Der persönliche Abgrund
Hector musterte Arbogast mit einem Blick so kalt wie Packeis, als er ihn als Gruppenmitglied erkannte. Er nickte der Gruppe knapp zu und schwang sich auf seinen Rappen.
"Mir nach!", sagte er knapp, während der schwarze Hengst kurz tänzelte.
Einen Augenblick später stob das Pferd mit einem gewaltigen Satz davon, die Gruppe folgte im gleichen Atemzug. Im gestreckten Galopp ging es bis nach Shohiro. Hector schien sich keine Gedanken darum zu machen, wie fest seine Begleiter im Sattel saßen. Da er niemanden stürzen hörte, ließ er seinem Hengst freien Lauf. Sie ritten Stunde um Stunde, bis sich der Tag fast dem Ende neigte. Wolken zogen auf, verhingen den Himmel und langsam stieg die Nacht auf. In der Dunkelheit hatten sie Shohiro erreicht.

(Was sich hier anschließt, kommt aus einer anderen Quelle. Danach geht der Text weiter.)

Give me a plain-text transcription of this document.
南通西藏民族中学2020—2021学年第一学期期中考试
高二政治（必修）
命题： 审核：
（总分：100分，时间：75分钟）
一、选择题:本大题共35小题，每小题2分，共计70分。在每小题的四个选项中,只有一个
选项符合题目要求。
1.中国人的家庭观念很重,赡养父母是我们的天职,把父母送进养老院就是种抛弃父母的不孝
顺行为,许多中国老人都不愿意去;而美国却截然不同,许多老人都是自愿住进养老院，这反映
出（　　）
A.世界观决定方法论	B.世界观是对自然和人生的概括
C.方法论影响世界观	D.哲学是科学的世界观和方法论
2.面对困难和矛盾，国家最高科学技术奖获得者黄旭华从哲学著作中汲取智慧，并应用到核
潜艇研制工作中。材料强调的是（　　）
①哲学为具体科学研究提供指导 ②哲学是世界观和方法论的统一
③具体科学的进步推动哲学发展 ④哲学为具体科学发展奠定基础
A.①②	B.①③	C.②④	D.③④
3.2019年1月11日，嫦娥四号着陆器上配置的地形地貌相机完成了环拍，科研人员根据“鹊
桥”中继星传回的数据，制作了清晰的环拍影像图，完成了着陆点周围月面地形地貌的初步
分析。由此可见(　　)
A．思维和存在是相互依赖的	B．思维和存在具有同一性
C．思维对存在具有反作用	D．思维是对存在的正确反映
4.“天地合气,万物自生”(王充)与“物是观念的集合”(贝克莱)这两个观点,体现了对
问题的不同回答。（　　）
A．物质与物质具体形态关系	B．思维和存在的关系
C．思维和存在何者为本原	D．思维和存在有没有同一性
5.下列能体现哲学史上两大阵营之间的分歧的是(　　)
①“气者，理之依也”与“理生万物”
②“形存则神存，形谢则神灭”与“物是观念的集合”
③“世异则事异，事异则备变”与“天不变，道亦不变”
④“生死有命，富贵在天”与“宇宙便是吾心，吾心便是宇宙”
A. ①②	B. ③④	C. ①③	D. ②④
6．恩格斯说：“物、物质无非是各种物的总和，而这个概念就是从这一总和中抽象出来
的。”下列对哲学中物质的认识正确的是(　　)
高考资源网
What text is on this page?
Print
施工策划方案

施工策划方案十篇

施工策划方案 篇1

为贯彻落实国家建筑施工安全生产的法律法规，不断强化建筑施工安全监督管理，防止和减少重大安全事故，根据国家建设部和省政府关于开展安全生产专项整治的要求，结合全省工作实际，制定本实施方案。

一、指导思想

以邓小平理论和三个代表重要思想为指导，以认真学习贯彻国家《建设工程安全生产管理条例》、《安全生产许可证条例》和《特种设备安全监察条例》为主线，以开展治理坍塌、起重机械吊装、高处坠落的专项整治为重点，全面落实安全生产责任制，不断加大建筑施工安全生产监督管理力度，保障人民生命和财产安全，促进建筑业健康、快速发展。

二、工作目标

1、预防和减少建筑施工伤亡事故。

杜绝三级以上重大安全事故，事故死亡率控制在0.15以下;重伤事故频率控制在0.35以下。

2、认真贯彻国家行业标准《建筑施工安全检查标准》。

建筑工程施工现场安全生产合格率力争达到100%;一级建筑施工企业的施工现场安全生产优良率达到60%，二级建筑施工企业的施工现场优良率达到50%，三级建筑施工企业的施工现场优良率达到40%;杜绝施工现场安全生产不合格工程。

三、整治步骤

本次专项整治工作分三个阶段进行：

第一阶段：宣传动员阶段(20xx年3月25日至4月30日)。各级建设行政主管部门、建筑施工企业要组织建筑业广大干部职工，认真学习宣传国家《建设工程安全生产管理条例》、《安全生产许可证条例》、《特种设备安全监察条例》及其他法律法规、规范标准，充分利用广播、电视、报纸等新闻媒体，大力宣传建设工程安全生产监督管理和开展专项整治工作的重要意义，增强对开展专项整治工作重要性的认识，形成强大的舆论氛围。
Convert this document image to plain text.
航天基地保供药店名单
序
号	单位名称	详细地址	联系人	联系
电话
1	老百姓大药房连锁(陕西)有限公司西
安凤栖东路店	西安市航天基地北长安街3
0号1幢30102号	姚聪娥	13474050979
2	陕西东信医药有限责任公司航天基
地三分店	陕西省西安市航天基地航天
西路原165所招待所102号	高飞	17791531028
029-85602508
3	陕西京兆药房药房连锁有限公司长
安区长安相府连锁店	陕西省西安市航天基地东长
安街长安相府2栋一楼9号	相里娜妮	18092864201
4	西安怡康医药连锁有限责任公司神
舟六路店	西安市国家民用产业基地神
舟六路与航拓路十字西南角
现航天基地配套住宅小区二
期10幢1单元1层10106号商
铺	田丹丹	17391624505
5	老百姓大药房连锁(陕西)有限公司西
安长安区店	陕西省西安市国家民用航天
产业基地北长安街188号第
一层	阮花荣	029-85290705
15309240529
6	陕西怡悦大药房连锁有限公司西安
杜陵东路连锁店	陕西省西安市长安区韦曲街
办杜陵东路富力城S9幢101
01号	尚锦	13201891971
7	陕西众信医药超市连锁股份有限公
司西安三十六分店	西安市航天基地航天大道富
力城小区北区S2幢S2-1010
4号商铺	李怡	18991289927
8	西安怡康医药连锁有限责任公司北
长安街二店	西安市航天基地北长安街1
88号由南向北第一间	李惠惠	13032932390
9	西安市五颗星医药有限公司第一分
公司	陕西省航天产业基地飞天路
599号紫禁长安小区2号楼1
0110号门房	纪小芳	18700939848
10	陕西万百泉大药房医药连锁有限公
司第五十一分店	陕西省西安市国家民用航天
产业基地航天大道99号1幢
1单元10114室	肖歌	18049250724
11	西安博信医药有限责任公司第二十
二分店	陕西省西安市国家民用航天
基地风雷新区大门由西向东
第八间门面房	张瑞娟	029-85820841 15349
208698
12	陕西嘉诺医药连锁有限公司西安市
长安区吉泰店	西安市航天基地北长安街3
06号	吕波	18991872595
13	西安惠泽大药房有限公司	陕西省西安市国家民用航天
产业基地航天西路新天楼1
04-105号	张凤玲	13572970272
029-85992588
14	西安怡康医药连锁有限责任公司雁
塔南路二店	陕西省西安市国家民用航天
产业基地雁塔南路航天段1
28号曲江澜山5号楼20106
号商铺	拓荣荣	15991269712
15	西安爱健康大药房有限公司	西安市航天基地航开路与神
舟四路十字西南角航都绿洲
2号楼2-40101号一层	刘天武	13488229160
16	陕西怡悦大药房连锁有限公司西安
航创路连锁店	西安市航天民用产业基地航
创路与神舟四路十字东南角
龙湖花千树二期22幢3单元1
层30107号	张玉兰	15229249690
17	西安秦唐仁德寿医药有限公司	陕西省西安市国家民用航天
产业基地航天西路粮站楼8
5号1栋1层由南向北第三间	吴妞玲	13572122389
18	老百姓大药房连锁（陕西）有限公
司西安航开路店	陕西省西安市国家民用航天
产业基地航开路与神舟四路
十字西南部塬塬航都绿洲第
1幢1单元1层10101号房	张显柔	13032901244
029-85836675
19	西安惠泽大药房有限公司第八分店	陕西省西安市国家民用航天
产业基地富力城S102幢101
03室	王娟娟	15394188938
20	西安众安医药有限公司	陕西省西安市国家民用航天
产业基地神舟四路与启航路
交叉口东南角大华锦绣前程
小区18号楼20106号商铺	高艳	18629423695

Langsam führte Hector sie durch die dunklen Gassen der Hauptstadt Naridiens. Wohin der Schwertmeister wollte, hatte er mit keinem Wort gesagt. Aber er schien zu wissen, wohin er wollte, denn er führte sie extrem zielstrebig. Natürlich mit ein paar kleinen Schlenkern und Umleitungen, um sich zu vergewissern, dass ihnen niemand folgte.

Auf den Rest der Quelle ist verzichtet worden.